After your junior year you declared early for the NBA draft but later changed your mind: why did you declare early, and why did you withdraw your name? I declared early because that was my hottest year and I had been able to do some damage at camps where I held my own with stars like Vince Carter/Allen Iverson. I was talked out of leaving school by my head coach, who wanted me to come back and continue to build the program. I do not know if I would do it the same way again.
As a senior in 1998 you were named Division II national POY: what did it mean to you to win such an outstanding individual honor? Basketball paved the way for my entire life, so it magnified the fact that I had worked so hard to get to that point.
You were a three-time All-American and a two-time scoring champion: how were you able to dominate throughout your college career? Hard work and persistence. Scoring always turned me on and it allowed me to make my mark as an All-American. Nobody back then was putting up those types of numbers. My number one objective was getting to the NBA and in my opinion nobody in college worked as hard as I did on my craft. My teammates allowed me to be that type of player.
You finished your career with a career scoring average of 30.1 PPG: do you consider yourself one of the greatest scorers of your era? Absolutely! It was one of my long-term goals to become one of the elite all-around players in the history of Indiana…humbly speaking.
After graduation you spent the preseason with the Pacers, then played for several years in Germany/Venezuela: what did you learn from these experiences, and how did they compare to college basketball? My experience with the Pacers set the bar very high. I was fortunate to play with guys like Reggie Miller/Jalen Rose who showed me a different level of basketball. Once I went overseas it was a drop-off in talent so it was easier for me. We needed a translator because they did not speak English and some of the rules were different (such as no defensive three-second call), so it is difficult to compare the two.
You began your coaching career at your alma mater in 2001, and were an assistant coach on the 2003 team that made the first-ever tourney appearance in school history (a 31-PT loss to Kentucky): why did you choose to go into coaching, and what are your memories of the 2003 tourney? I just had the itch to continue to play basketball. However, I reinjured my knee so I tried my hand at coaching. I was not forced into coaching: it was just something that I wanted to try. Our guys really learned from that game and came back the next season with a different mentality and worked a lot harder.
You currently work with NBA/WNBA players to develop their skills and rehabilitate their injuries: how did you get into that field, and how is business? Business is great! I got into the field by training George Hill, who I helped recruit to IUPUI and mentor before he made it to the NBA. My second client was Tamika Catchings, who I helped understand the game as she transitioned from a PF to a wing player. I got a lot of business via word-of-mouth.

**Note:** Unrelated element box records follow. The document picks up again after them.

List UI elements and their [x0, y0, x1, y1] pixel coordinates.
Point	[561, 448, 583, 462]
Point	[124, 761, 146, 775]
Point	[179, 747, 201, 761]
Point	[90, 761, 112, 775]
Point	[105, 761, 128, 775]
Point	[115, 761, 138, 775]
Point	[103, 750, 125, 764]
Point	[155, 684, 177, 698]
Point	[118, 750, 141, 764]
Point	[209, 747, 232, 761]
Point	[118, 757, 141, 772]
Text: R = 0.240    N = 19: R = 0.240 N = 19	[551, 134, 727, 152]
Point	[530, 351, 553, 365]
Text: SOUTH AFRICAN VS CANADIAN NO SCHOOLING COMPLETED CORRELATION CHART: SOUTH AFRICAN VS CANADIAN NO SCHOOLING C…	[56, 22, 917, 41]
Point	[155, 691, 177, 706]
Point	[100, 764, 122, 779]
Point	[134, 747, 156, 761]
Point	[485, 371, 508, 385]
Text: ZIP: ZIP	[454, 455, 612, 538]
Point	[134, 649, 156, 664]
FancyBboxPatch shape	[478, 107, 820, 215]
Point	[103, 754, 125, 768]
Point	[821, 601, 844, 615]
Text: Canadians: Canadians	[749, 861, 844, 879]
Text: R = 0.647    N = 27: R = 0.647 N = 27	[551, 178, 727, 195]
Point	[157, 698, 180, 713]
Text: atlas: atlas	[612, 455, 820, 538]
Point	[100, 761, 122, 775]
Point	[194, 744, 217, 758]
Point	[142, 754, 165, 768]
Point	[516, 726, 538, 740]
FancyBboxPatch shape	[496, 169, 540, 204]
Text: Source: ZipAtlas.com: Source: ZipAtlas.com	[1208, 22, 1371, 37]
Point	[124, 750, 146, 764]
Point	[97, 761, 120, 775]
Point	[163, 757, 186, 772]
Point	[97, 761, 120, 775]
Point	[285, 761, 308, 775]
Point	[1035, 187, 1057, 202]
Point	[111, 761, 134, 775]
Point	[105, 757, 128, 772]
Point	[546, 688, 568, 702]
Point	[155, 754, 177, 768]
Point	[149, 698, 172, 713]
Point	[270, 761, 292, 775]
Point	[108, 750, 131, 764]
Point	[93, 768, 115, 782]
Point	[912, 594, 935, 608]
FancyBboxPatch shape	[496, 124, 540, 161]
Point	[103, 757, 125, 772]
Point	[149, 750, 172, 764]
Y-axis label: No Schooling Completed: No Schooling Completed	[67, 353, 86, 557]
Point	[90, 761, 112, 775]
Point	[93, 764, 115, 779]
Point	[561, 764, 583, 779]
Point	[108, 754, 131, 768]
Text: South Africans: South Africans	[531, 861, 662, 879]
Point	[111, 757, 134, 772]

One of the players you have worked with the longest is fellow IUPUI alum Hill: what do you see as his biggest strength, and how far has he progressed from college to now? George is an excellent leader. He is a great at picking up on things: you do not have to tell him things more than once. He has crazy athleticism but does not get the chance to show it a lot. He is excellent at running pick and rolls and putting pressure on the defense at all times. Back in college he was more of a scorer without much strategy but now he gets easier baskets.
You spend your free time working with the Indiana Fever (WNBA) as an assistant coach and with the Pittsburg Explosion (CBA) as a head coach: how do you find time to do all of this coaching, and how does the WNBA differ from the CBA? A lot of my work/training is during the summer months but I have more time during the rest of the year to focus on coaching. The men are stronger/faster and play above the rim so you have to be a lot more strategic when it comes to coaching women. I enjoy coaching men and women equally: I just like to teach and develop players to help them get better.